The Ghost Lanterns, and Other Details:
Visitors find the Lanterns to be hospitable and roomy. The inn staff treat guests like nobility, never need be told anything twice, and are very good at anticipating their customer’s desires. However, the high slopes of the mountain range where the Lanterns is located are not nearly as welcoming, and the frequent storms and billowing fog that roll in without warning make the journey to the inn a dangerous one.
The inn would likely remain empty for months at a time, were it not for the five ghostly lanterns that flit about in the night seeking weary travelers to guide. These apparitions sometimes appear in the day when clouds blanket the region and the storms are at their worst. The lanterns seem to know the region around the inn in precise detail, and have successfully guided lost travelers through difficult terrain in the worst of weather. The apparitions are immune to the divine channeling of clerics, and to spells that control or otherwise compel undead. Their origin is the subject of endless conversation and debate among guests of the inn.
Adventure Hooks:
1. Guests of the inn have debated for days whether to try and remove the bodies of their fellow guests, all of them adventurers who appeared overnight hanging by their necks from ropes tied to a leafless old tree on the mountainside behind the inn. The ghostly lanterns that guide travelers around obstacles and pitfalls seemed unaware of whatever danger lurks near the tree, though now the lanterns refuse to ascend the slope that leads to strange tree and its grisly collection.
2. The stone walled, slate roofed hovels where the majority of the Lantern’s staff live are set partially into the face of one of the two mountains that flank the inn. Adventurer lore claims one or more of these homes contain back entrances that lead into a network of caverns and tunnels that run to an abandoned dwarf mine, or spiral down into passages leading to the Underdark. Guests who politely inquire with the inn staff are lead to a home that is not in fact a home, and sent on their way after being reminded that, once in the mountain, no ghostly lantern will appear to guide them to safety.

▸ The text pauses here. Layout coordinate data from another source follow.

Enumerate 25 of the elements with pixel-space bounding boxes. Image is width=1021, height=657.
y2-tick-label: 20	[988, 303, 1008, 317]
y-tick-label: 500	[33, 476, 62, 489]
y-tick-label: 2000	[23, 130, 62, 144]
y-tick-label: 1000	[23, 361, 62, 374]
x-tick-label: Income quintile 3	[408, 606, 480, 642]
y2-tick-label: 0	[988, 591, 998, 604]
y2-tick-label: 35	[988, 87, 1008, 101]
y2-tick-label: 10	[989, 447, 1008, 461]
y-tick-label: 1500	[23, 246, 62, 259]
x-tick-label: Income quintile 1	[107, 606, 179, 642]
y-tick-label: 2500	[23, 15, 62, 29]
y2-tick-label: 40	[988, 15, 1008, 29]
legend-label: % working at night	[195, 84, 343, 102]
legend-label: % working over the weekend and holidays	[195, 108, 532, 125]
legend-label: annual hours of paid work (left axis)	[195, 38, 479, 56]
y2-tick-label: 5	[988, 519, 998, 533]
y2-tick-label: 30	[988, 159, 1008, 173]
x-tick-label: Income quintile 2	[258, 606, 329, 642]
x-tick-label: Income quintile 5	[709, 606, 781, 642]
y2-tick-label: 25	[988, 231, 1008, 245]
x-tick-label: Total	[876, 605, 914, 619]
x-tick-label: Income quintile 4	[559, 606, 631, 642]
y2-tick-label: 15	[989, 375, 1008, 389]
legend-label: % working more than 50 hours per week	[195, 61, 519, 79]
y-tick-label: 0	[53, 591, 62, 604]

3. The unexpected death of the sage Erroakrel (a retired adventurer; specialties include locally known magic items, dragonkind, and unique gemstones found in the mountains where the Lanterns is located) has disrupted plans for a winter conclave of sages at the Five Watchful Lanterns. The sages and their retinues already arrived at the inn have fallen into dispute over the arrangements of Erroakrel’s remains, as well as his possessions, and some whisper his death was not natural. Still more sages are making the journey up the plateau, and the first winter snows have already begun to fall.